Cherie Howie is a reporter for the Herald on Sunday.

Michael Laws gets smack warning

Former mayor alleged to have hit one of his children during hospital visit.

Michael Laws.
Michael Laws.

Police have given former Wanganui mayor Michael Laws a formal warning after he was accused of smacking his child.

The polarising ex-MP and talkback host was investigated after the alleged incident at Whanganui Hospital last year.

A source told the Herald on Sunday a nurse said she saw Laws smack one of his children. The father-of-five and his three youngest children were at the hospital to visit the children's mother, Leonie Brookhammer, who was recovering from a stroke.

Police told the Herald on Sunday in January they were investigating, and this week police said the investigation into the 57-year-old had ended.

"A thorough investigation was carried out and the man has now been issued with a formal warning," a spokeswoman said. "We encourage families and community members that if they have concerns ... to report it to police confident in the knowledge that their complaint will be investigated." Laws yesterday denied receiving a formal warning from the police.

"That is false ... you're lying to me because I know they are bound by the law not to discuss that, and I haven't received any formal warning at all."

The controversial anti-smacking law, championed by former Green MP Sue Bradford, came into effect in 2007, and removed the defence of reasonable force for parents prosecuted for assault on their children.

Bradford said on Friday police were administering the law well, including the use of warnings.

"I don't know any details but it sounds like the police have acted in the usual way ... I hope that [Laws] takes what's happened seriously.
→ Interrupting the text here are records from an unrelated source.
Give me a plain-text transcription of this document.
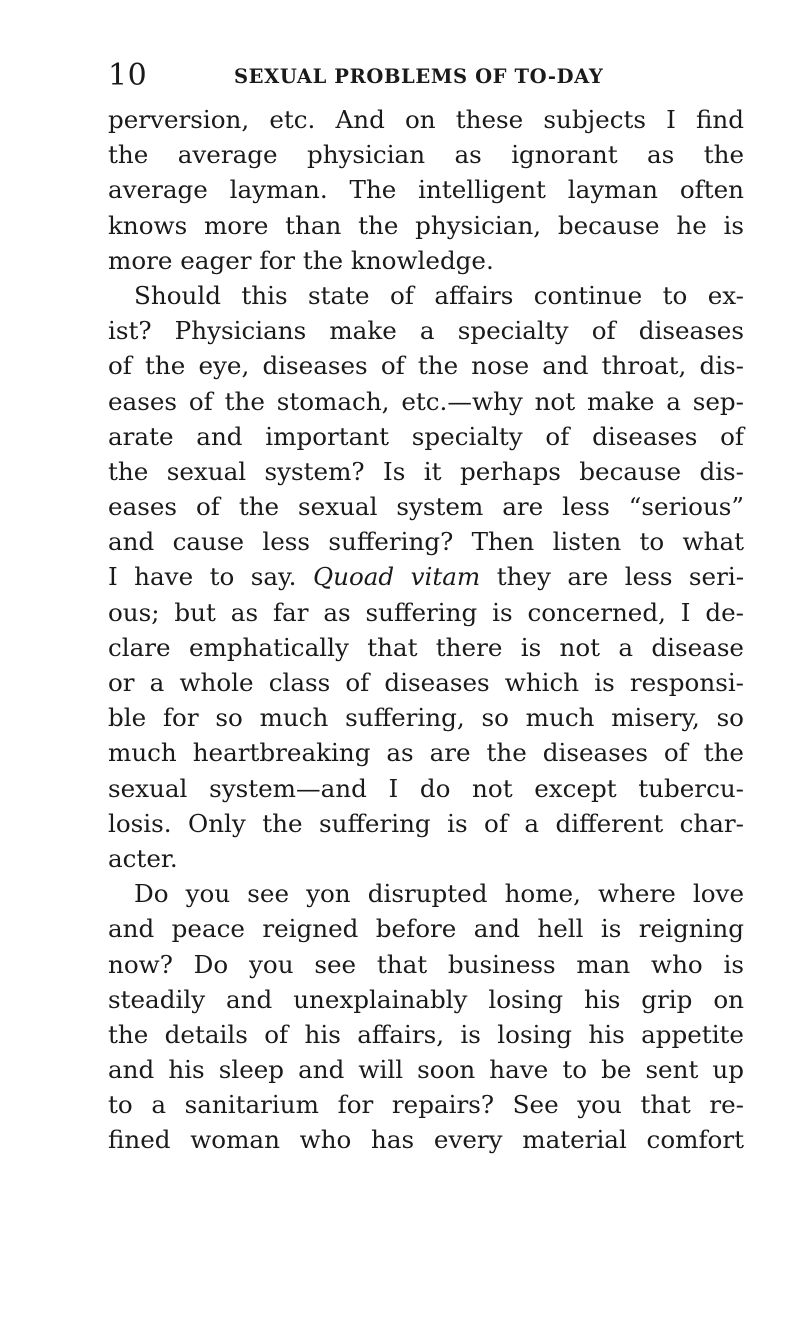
10	SEXUAL PROBLEMS OF TO-DAY
perversion, etc. And on these subjects I find
the average physician as ignorant as the
average layman. The intelligent layman often
knows more than the physician, because he is
more eager for the knowledge.
Should this state of affairs continue to ex-
ist? Physicians make a specialty of diseases
of the eye, diseases of the nose and throat, dis-
eases of the stomach, etc.—why not make a sep-
arate and important specialty of diseases of
the sexual system? Is it perhaps because dis-
eases of the sexual system are less “serious”
and cause less suffering? Then listen to what
I have to say. Quoad vitam they are less seri-
ous; but as far as suffering is concerned, I de-
clare emphatically that there is not a disease
or a whole class of diseases which is responsi-
ble for so much suffering, so much misery, so
much heartbreaking as are the diseases of the
sexual system—and I do not except tubercu-
losis. Only the suffering is of a different char-
acter.
Do you see yon disrupted home, where love
and peace reigned before and hell is reigning
now? Do you see that business man who is
steadily and unexplainably losing his grip on
the details of his affairs, is losing his appetite
and his sleep and will soon have to be sent up
to a sanitarium for repairs? See you that re-
fined woman who has every material comfort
It sets a very poor example from someone who has held public office."

A 2009 referendum found an overwhelming number of people did not believe a smack as part of good parental correction should be a criminal offence.

Last year, Laws wrote in a newspaper column that he believed in smacking.

"I can report both its effectiveness and the fact that neither the police nor CYF have visited. They won't either, because the law may be an ass, but its application is not."

Laws was a Whanganui District Health Board member at the time of the alleged incident, and was elected to a third term in October before resigning and moving to Timaru for a new job as development manager at state-integrated girls' school, Craighead Diocesan.

Board chief executive Julie Patterson declined to comment on the police decision.

"We would suggest that an incident such as you describe is clearly a police matter."

Health board chairwoman Dot McKinnon said she was appointed after the incident and would only say the nurse's complaint was "a routine response".